Definitive diagnosis relies on viral isolation and characterization. For virus characterization, the methodology using genomic amplification (PCR), firstly by the reverse transcription of viral RNA into cDNA, the cyclic amplification of cDNA and sequencing of products, will enable very precise description of strains, according to the oligonucleotide primers designed and target gene. Broadly sensitive universal gene targets are the nucleoprotein, the matrix or the S2 encoding genes. The S1 encoding gene products sequencing may enable phylogenetic results which are comparable to serotyping. Methods for IBV antigens detection may employ labelled antibodies, such as direct immunofluorescence or immunoperoxidase. Antibodies to IBV may be detected by indirect immunofluorescent antibody test, ELISA and Haemagglutination inhibition (haemagglutinating IBV produced after enzymatic treatment by phospholipase C).

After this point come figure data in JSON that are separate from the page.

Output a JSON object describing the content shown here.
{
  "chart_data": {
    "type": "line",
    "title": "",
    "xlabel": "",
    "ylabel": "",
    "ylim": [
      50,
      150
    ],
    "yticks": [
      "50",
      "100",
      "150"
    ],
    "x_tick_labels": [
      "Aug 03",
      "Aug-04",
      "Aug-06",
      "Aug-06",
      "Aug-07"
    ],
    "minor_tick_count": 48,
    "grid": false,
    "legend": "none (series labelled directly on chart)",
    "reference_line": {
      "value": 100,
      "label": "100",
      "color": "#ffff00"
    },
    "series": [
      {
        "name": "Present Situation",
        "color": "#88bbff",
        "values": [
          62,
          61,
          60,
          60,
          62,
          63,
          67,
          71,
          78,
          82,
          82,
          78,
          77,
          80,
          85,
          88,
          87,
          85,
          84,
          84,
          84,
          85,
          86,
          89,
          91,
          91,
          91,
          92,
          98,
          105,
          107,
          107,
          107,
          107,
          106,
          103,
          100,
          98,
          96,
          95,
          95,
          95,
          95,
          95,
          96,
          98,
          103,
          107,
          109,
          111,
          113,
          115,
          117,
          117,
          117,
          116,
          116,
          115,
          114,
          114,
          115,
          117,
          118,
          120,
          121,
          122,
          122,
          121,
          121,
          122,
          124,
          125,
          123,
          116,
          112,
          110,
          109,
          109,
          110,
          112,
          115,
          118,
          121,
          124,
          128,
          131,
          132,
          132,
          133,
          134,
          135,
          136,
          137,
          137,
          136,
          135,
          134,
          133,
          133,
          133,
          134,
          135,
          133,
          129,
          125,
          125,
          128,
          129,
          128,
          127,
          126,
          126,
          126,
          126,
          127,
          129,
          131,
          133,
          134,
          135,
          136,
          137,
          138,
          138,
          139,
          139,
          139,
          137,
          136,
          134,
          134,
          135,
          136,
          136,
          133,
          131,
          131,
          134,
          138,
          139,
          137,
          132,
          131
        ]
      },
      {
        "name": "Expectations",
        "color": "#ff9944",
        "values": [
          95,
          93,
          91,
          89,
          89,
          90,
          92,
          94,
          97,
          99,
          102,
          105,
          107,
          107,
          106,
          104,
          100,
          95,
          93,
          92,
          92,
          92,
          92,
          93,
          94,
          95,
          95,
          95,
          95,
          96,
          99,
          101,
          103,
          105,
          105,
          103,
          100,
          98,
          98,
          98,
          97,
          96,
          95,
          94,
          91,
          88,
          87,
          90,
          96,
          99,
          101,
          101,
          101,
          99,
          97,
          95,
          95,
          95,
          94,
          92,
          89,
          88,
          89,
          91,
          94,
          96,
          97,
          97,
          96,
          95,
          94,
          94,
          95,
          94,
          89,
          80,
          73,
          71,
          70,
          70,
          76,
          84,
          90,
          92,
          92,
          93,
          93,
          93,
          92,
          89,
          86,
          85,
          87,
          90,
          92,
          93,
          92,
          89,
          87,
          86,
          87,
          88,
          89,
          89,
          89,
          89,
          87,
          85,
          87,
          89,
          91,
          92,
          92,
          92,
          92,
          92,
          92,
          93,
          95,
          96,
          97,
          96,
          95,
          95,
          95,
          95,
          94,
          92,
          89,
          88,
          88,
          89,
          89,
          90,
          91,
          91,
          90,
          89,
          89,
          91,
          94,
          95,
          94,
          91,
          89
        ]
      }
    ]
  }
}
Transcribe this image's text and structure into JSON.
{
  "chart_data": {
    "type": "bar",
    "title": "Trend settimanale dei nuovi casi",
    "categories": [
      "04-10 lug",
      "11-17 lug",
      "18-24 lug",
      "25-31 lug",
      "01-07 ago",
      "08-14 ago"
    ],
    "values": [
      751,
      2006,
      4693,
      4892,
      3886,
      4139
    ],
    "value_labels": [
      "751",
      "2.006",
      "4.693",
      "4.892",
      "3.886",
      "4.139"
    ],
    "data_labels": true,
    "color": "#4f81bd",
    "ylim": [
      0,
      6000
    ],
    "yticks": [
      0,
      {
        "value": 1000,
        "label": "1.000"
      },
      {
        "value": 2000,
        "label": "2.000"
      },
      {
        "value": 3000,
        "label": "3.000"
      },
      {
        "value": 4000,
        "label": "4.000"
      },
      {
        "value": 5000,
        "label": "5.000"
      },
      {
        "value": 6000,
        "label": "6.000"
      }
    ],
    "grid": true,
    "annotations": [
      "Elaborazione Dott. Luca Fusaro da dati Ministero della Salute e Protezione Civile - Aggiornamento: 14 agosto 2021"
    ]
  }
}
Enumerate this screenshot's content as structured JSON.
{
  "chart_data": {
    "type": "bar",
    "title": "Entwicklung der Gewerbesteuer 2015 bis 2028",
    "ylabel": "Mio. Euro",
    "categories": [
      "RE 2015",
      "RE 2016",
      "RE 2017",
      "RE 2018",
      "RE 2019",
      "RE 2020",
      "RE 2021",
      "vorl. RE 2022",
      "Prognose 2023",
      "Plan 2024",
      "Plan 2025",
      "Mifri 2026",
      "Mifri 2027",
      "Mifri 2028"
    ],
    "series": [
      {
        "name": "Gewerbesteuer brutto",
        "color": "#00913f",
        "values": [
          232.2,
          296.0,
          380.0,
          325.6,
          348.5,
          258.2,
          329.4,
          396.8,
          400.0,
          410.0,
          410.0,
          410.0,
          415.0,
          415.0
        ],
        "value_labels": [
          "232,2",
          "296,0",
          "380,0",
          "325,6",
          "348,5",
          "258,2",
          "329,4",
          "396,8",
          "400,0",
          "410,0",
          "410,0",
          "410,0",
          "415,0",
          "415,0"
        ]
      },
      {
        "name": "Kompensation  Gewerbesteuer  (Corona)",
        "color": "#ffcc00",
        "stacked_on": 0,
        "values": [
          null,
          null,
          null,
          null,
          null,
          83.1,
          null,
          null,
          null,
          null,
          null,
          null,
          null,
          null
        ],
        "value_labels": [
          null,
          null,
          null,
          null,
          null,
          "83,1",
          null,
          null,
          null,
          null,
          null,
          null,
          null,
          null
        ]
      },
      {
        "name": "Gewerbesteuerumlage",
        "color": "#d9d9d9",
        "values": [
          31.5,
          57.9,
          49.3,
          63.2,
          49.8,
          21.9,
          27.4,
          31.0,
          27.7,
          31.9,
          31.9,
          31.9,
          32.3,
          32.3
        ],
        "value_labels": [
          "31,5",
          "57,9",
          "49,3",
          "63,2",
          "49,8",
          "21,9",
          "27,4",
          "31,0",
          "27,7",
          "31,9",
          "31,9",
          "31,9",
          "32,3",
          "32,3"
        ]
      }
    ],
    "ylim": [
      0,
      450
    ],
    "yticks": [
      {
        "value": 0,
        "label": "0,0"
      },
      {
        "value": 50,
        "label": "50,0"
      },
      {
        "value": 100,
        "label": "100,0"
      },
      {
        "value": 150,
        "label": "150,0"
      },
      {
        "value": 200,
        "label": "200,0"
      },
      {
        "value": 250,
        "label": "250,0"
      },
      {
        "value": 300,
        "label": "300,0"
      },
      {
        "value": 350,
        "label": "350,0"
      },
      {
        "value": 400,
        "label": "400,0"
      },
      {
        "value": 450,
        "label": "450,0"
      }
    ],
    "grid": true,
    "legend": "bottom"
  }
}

==Treatment and prevention==
No specific treatment is available, but antibiotics can be used to prevent secondary infections.

Different vaccine formulations are available (ATCvet codes: for the inactivated vaccines, typically oil-emulsioned and combined with other avian pathogens, and for the active (live) lyophilized strain vaccines, such as H120 and Ma5.

Biosecurity protocols, including adequate distancing of flocks, isolation and disinfection are important in controlling the spread of the infection and disease.